Trade Gothic®
By Linotype
The first cuts of Trade Gothic were designed by Jackson Burke in 1948. He continued to work on further weights and styles until 1960 while he was director of type development for Mergenthaler-Linotype in the USA. Trade Gothic does not display as much unifying family structure as other popular sans serif font families, but this dissonance adds a bit of earthy naturalism to its appeal. Trade Gothic is often seen in advertising and multimedia in combination with roman text fonts, and the condensed versions are popular in the newspaper industry for headlines.
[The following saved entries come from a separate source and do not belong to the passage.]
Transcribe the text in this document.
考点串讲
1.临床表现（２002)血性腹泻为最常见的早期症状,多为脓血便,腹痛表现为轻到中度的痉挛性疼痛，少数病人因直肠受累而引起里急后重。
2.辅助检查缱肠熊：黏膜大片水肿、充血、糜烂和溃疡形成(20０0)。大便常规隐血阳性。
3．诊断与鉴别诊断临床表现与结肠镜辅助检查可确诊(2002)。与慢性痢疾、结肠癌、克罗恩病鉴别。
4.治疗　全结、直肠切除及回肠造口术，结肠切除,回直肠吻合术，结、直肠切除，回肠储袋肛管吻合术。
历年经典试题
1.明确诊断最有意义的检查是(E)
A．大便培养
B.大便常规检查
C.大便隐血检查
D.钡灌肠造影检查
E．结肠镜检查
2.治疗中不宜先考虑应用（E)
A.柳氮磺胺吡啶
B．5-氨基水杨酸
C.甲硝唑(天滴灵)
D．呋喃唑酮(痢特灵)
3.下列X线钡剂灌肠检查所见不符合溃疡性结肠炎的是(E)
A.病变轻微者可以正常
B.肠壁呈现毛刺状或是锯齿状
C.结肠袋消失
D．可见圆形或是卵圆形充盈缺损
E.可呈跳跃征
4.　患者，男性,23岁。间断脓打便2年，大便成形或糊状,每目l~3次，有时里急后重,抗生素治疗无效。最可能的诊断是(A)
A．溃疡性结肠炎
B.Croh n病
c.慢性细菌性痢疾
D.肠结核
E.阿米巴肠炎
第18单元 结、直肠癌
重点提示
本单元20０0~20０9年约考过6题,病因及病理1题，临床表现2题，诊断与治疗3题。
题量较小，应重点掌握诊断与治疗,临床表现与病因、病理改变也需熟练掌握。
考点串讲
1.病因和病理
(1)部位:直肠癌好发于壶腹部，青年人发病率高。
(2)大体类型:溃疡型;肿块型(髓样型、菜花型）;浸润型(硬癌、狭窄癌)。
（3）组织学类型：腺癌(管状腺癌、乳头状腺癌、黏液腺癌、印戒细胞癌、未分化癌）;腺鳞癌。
The first of the typefaces that were to eventually make up the Trade Gothic family were released in the late 1940s. Developed by Jackson Burke, who was the director of typographic development at Mergenthaler Linotype at the time, the faces went by the simple name of “Gothic,” with a numeric suffix (Gothic No. 17 through Gothic No. 20). These were condensed sans serif designs that proved to be very popular for what was then called “jobbing” or “trade” work. It wasn’t until several years later that designs of regular proportions were drawn and the group of faces was given the name “Trade Gothic.”
In 2009, Akira Kobayashi, type director at Monotype Imaging’s Linotype subsidiary, took the design of Trade Gothic and updated it to modern digital standards in Trade Gothic Next.
The Trade Gothic family can be used in a wide variety of projects, and the condensed versions are excellent for headlines and other instances where space is at a premium. This also makes Trade Gothic a good choice for typography with Web fonts.